Émile est l’artisan : ses mains travaillent le cuir, réparent, fabriquent et entretiennent. Annette a une intuition. Elle imagine que les futures clients auront besoin d’articles de voyage et de maroquinerie. Elle installe alors quelques articles sur le devant de la boutique. Sans le savoir, elle vient de donner naissance à la Maroquinerie Diot Sellier. Le succès est immédiatement au rendez-vous et l’affaire est florissante.
Trois enfants naîtront de cette union : Marie-Claudette qui décèdera prématurément peu avant sa troisième année, puis Jean-François et René.
Deuxième génération
Le petit Jean-François que tout le monde appelle Jean s’intéressera très vite aux activités de son papa, tant et si bien qu’après une courte scolarisation et l’obtention du certificat d’études, il devient naturellement ouvrier en bourrellerie sellerie. Il aura tout juste 19 ans quand Émile décède. Grâce à son courage, à celui de sa mère Annette et à leur détermination commune, la maison continue de vivre. Quant à René, le cadet, il choisira une autre voie et s’installera à Lyon après des études de comptabilité.
Quelques années plus tard Jean épousera Marie-Thérèse, institutrice à l’école Jeanne d’Arc de Beaune, qui n’abandonnera pas pour autant son métier mais sera toujours présente, discrètement, pour soutenir son mari dans l’entreprise.
A la boutique c’est Annette et Colette, fidèle collaboratrice, qui reçoivent les clients.
Troisième génération
Très vite, Jean-Christophe arrive pour animer la vie du couple et “tournicoter“ dans les “pattes” de son papa jusqu’à attraper le virus et reprendre, au moment voulu, comme si tout était déjà écrit, l’entreprise familiale avec le même attachement à la qualité, au travail bien fait et au service du client.

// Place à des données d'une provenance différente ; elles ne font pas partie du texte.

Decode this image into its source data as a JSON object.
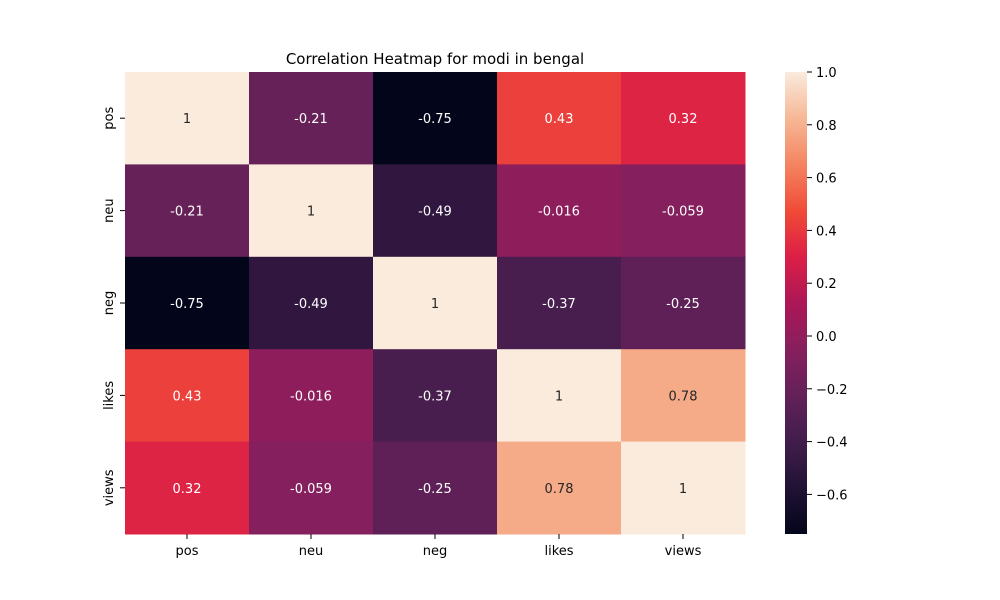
{
  "chart_data": {
    "type": "heatmap",
    "title": "Correlation Heatmap for modi in bengal",
    "xlabel": "",
    "ylabel": "",
    "x_categories": [
      "pos",
      "neu",
      "neg",
      "likes",
      "views"
    ],
    "y_categories": [
      "pos",
      "neu",
      "neg",
      "likes",
      "views"
    ],
    "values": [
      [
        1,
        -0.21,
        -0.75,
        0.43,
        0.32
      ],
      [
        -0.21,
        1,
        -0.49,
        -0.016,
        -0.059
      ],
      [
        -0.75,
        -0.49,
        1,
        -0.37,
        -0.25
      ],
      [
        0.43,
        -0.016,
        -0.37,
        1,
        0.78
      ],
      [
        0.32,
        -0.059,
        -0.25,
        0.78,
        1
      ]
    ],
    "cell_labels": [
      [
        "1",
        "-0.21",
        "-0.75",
        "0.43",
        "0.32"
      ],
      [
        "-0.21",
        "1",
        "-0.49",
        "-0.016",
        "-0.059"
      ],
      [
        "-0.75",
        "-0.49",
        "1",
        "-0.37",
        "-0.25"
      ],
      [
        "0.43",
        "-0.016",
        "-0.37",
        "1",
        "0.78"
      ],
      [
        "0.32",
        "-0.059",
        "-0.25",
        "0.78",
        "1"
      ]
    ],
    "colorbar": {
      "range": [
        -0.75,
        1.0
      ],
      "ticks": [
        1.0,
        0.8,
        0.6,
        0.4,
        0.2,
        0.0,
        -0.2,
        -0.4,
        -0.6
      ],
      "tick_labels": [
        "1.0",
        "0.8",
        "0.6",
        "0.4",
        "0.2",
        "0.0",
        "−0.2",
        "−0.4",
        "−0.6"
      ],
      "colormap": "rocket"
    },
    "grid": false
  }
}
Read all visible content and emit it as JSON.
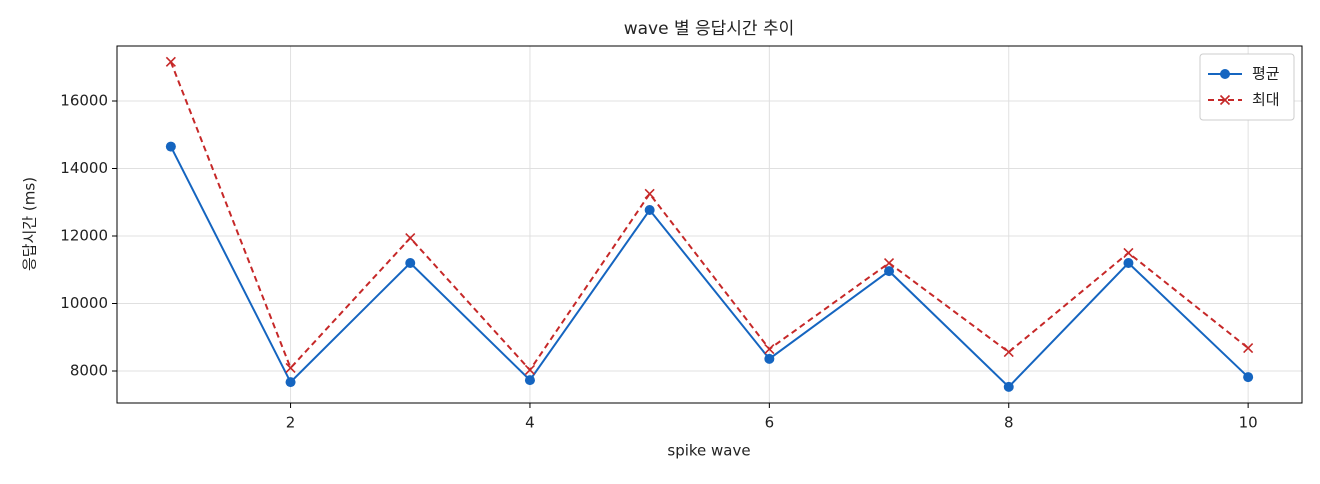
{
  "chart_data": {
    "type": "line",
    "title": "wave 별 응답시간 추이",
    "xlabel": "spike wave",
    "ylabel": "응답시간 (ms)",
    "x": [
      1,
      2,
      3,
      4,
      5,
      6,
      7,
      8,
      9,
      10
    ],
    "series": [
      {
        "name": "평균",
        "color": "#1565c0",
        "marker": "circle",
        "dash": false,
        "values": [
          14650,
          7670,
          11200,
          7730,
          12770,
          8360,
          10960,
          7530,
          11200,
          7820
        ]
      },
      {
        "name": "최대",
        "color": "#c62828",
        "marker": "x",
        "dash": true,
        "values": [
          17160,
          8090,
          11940,
          8030,
          13250,
          8650,
          11200,
          8560,
          11500,
          8680
        ]
      }
    ],
    "xlim": [
      0.55,
      10.45
    ],
    "xticks": [
      2,
      4,
      6,
      8,
      10
    ],
    "ylim": [
      7052,
      17630
    ],
    "yticks": [
      8000,
      10000,
      12000,
      14000,
      16000
    ],
    "grid": true,
    "legend": "upper right"
  }
}
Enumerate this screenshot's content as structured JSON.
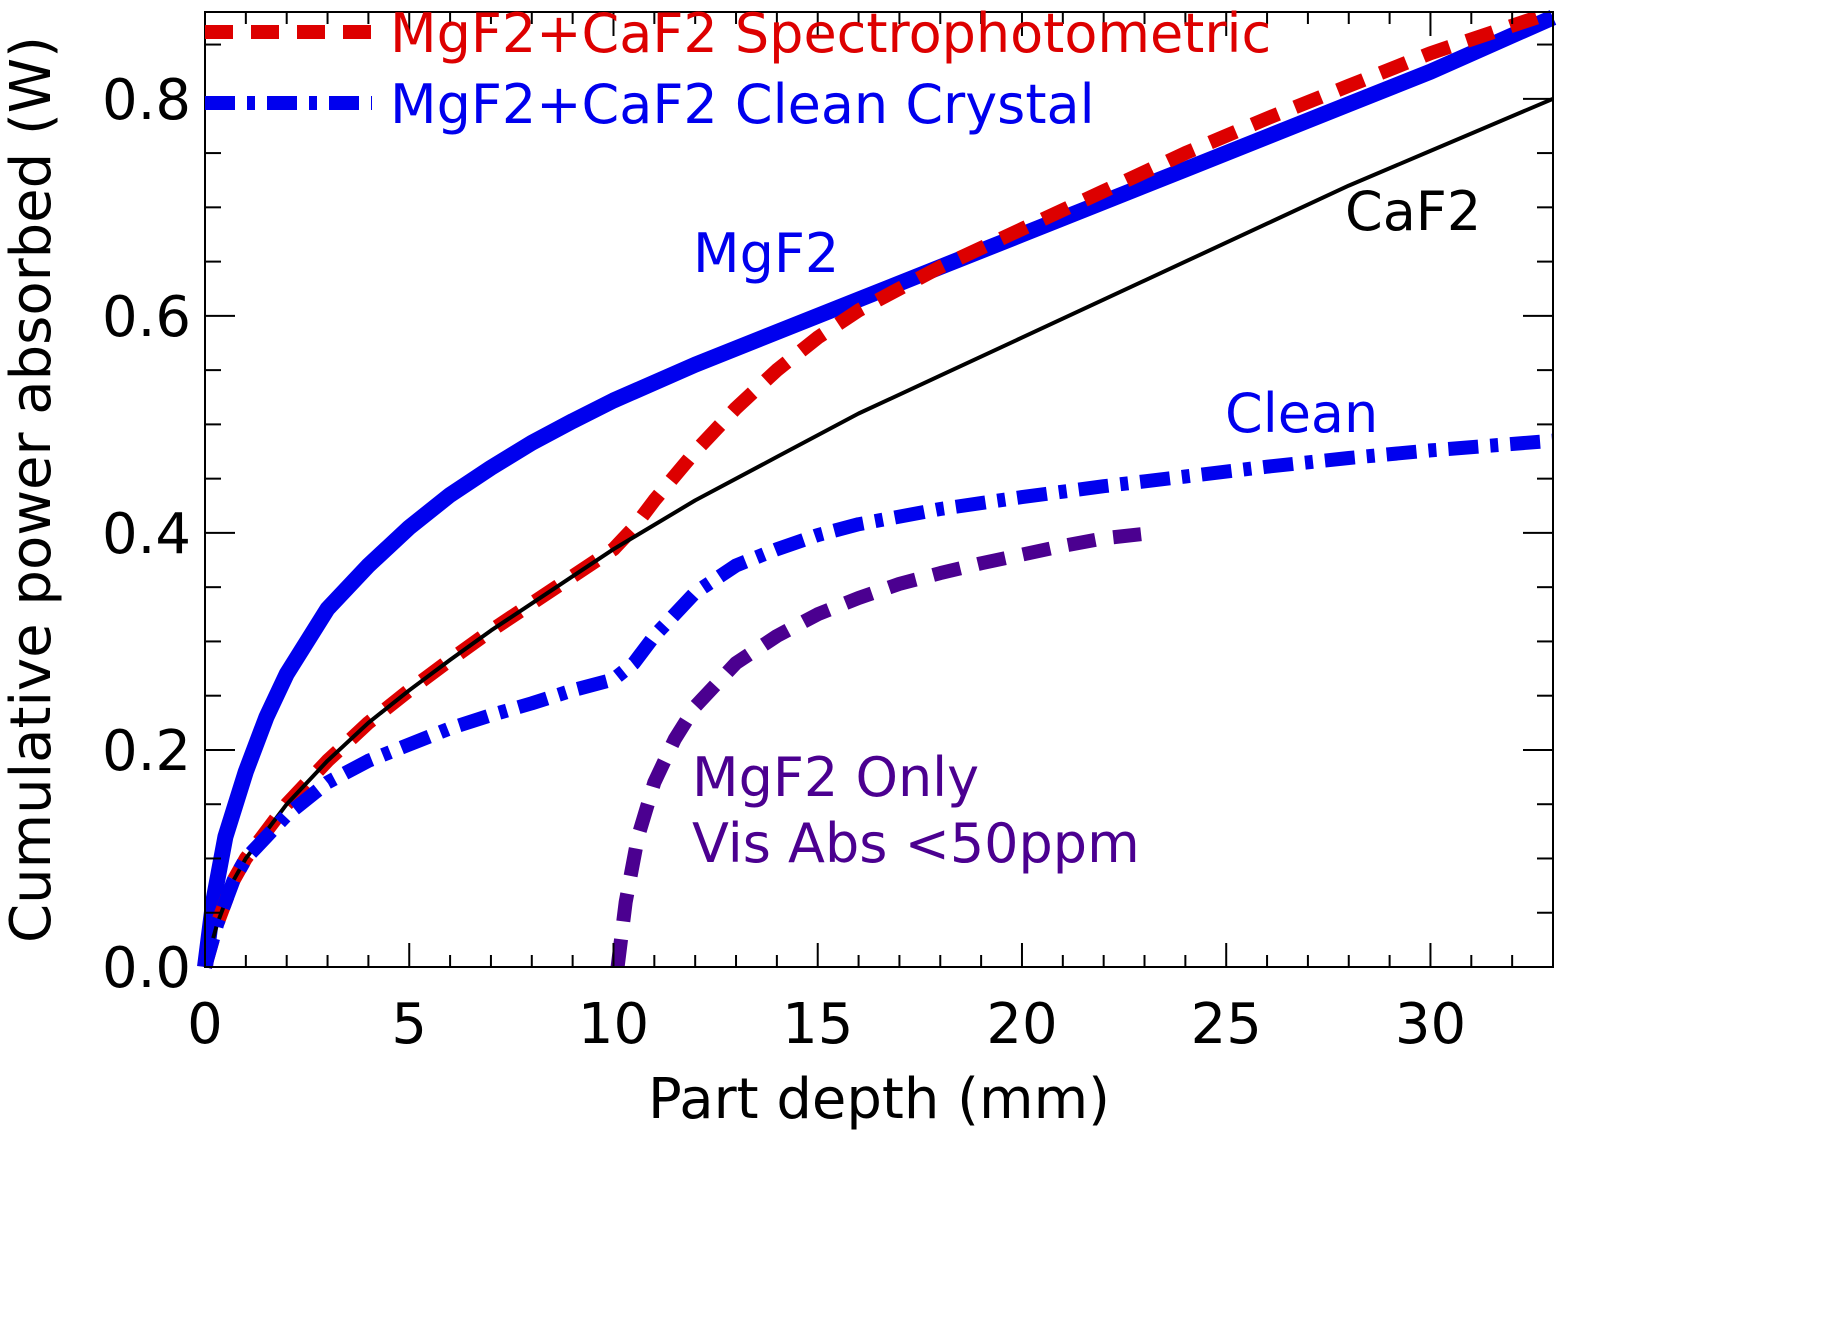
{
  "chart_data": {
    "type": "line",
    "title": "",
    "xlabel": "Part depth (mm)",
    "ylabel": "Cumulative power absorbed (W)",
    "xlim": [
      0,
      33
    ],
    "ylim": [
      0,
      0.88
    ],
    "x_ticks": [
      0,
      5,
      10,
      15,
      20,
      25,
      30
    ],
    "x_tick_labels": [
      "0",
      "5",
      "10",
      "15",
      "20",
      "25",
      "30"
    ],
    "y_ticks": [
      0.0,
      0.2,
      0.4,
      0.6,
      0.8
    ],
    "y_tick_labels": [
      "0.0",
      "0.2",
      "0.4",
      "0.6",
      "0.8"
    ],
    "legend": {
      "placement": "top-left",
      "entries": [
        {
          "label": "MgF2+CaF2 Spectrophotometric",
          "color": "#dd0000",
          "style": "dashed"
        },
        {
          "label": "MgF2+CaF2 Clean Crystal",
          "color": "#0000ee",
          "style": "dash-dot"
        }
      ]
    },
    "series": [
      {
        "name": "MgF2",
        "color": "#0000ee",
        "style": "solid-thick",
        "x": [
          0,
          0.2,
          0.5,
          1,
          1.5,
          2,
          3,
          4,
          5,
          6,
          7,
          8,
          9,
          10,
          12,
          14,
          16,
          18,
          20,
          22,
          24,
          26,
          28,
          30,
          33
        ],
        "y": [
          0,
          0.06,
          0.12,
          0.18,
          0.23,
          0.27,
          0.33,
          0.37,
          0.405,
          0.435,
          0.46,
          0.483,
          0.503,
          0.522,
          0.555,
          0.585,
          0.615,
          0.645,
          0.675,
          0.705,
          0.735,
          0.765,
          0.795,
          0.825,
          0.875
        ]
      },
      {
        "name": "MgF2+CaF2 Spectrophotometric",
        "color": "#dd0000",
        "style": "dashed",
        "x": [
          0,
          0.3,
          0.7,
          1,
          2,
          3,
          4,
          5,
          6,
          7,
          8,
          9,
          10,
          10.5,
          11,
          12,
          13,
          14,
          15,
          16,
          17,
          18,
          20,
          22,
          24,
          26,
          28,
          30,
          33
        ],
        "y": [
          0,
          0.04,
          0.08,
          0.1,
          0.15,
          0.19,
          0.225,
          0.255,
          0.283,
          0.31,
          0.335,
          0.36,
          0.385,
          0.405,
          0.43,
          0.475,
          0.515,
          0.55,
          0.58,
          0.605,
          0.625,
          0.645,
          0.68,
          0.715,
          0.75,
          0.782,
          0.812,
          0.842,
          0.88
        ]
      },
      {
        "name": "CaF2",
        "color": "#000000",
        "style": "solid-thin",
        "x": [
          0,
          0.3,
          0.7,
          1,
          2,
          3,
          4,
          5,
          6,
          7,
          8,
          9,
          10,
          12,
          14,
          16,
          18,
          20,
          22,
          24,
          26,
          28,
          30,
          33
        ],
        "y": [
          0,
          0.04,
          0.08,
          0.1,
          0.15,
          0.19,
          0.225,
          0.255,
          0.283,
          0.31,
          0.335,
          0.36,
          0.385,
          0.43,
          0.47,
          0.51,
          0.545,
          0.58,
          0.615,
          0.65,
          0.685,
          0.72,
          0.752,
          0.8
        ]
      },
      {
        "name": "MgF2+CaF2 Clean Crystal",
        "color": "#0000ee",
        "style": "dash-dot",
        "x": [
          0,
          0.3,
          0.7,
          1,
          1.5,
          2,
          3,
          4,
          5,
          6,
          7,
          8,
          9,
          10,
          10.5,
          11,
          12,
          13,
          14,
          15,
          16,
          18,
          20,
          22,
          24,
          26,
          28,
          30,
          33
        ],
        "y": [
          0,
          0.04,
          0.08,
          0.1,
          0.12,
          0.14,
          0.17,
          0.19,
          0.205,
          0.22,
          0.232,
          0.243,
          0.255,
          0.265,
          0.28,
          0.305,
          0.345,
          0.37,
          0.385,
          0.398,
          0.408,
          0.422,
          0.433,
          0.443,
          0.452,
          0.461,
          0.469,
          0.476,
          0.485
        ]
      },
      {
        "name": "MgF2 Only Vis Abs <50ppm",
        "color": "#4b0090",
        "style": "dashed",
        "x": [
          10.1,
          10.3,
          10.6,
          11,
          11.5,
          12,
          13,
          14,
          15,
          16,
          17,
          18,
          19,
          20,
          21,
          22,
          23.2
        ],
        "y": [
          0,
          0.06,
          0.12,
          0.17,
          0.21,
          0.24,
          0.28,
          0.305,
          0.325,
          0.34,
          0.353,
          0.363,
          0.372,
          0.38,
          0.388,
          0.395,
          0.4
        ]
      }
    ],
    "annotations": [
      {
        "text": "MgF2",
        "color": "#0000ee"
      },
      {
        "text": "CaF2",
        "color": "#000000"
      },
      {
        "text": "Clean",
        "color": "#0000ee"
      },
      {
        "text": "MgF2 Only",
        "color": "#4b0090"
      },
      {
        "text": "Vis Abs <50ppm",
        "color": "#4b0090"
      }
    ]
  }
}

Le métier évolue également et Jean-Christophe se spécialise dans la fabrication et la pose de bâches pour camion, chapiteau, toiture… tout en étant néanmoins capable de rénover la sellerie d’une voiture ou la selle d’un cheval !
Et puis un jour, une certaine Marie-France croise le chemin de Jean-Christophe et boum, c’est le début de la continuité. Le couple se marie et quatre enfants naissent de cette union : Marie-Agnès, Marie-Jeanne, François-Daniel et le petit dernier François-Guillaume que la famille a eu l’immense douleur de perdre suite à une maladie rare. Malgré le travail prodigué par ses enfants, Marie-France s’intéresse de plus en plus à la vie de l’entreprise. Jean-Christophe lui apprend, Marie-Thérèse la soutient, Jean l’accompagne et peu à peu, elle y trouve sa place et s’épanouit dans cet environnement. Les enfants ont grandi et Marie-Agnès active les signaux pour reprendre le flambeau. Rien n’est encore fait mais ce serait une grande fierté pour ses parents et signerait l’investissement de la quatrième génération. Rendez-vous dans quelques années !
Le mardi 16 juin dernier en soirée, la famille Diot avait réuni parents, clients, partenaires, amis, ainsi que Pierre Bolze – qui, avec Stéphanie son épouse, en toute discrétion, ont toujours été très présents dans les moments les plus difficiles autour de François-Guillaume – pour partager le verre de l’amitié afin de célébrer les cent ans de l’entreprise. C’est avec beaucoup d’émotion que Marie-France a retracé le parcours de cette vie qui n’a pas toujours été “un long fleuve tranquille” mais qui a réussi à traverser toutes les épreuves avec un extrême courage. Elle a adressé ses très sincères remerciements à toutes celles et tous ceux qui ont participé et participent encore à cette belle réussite.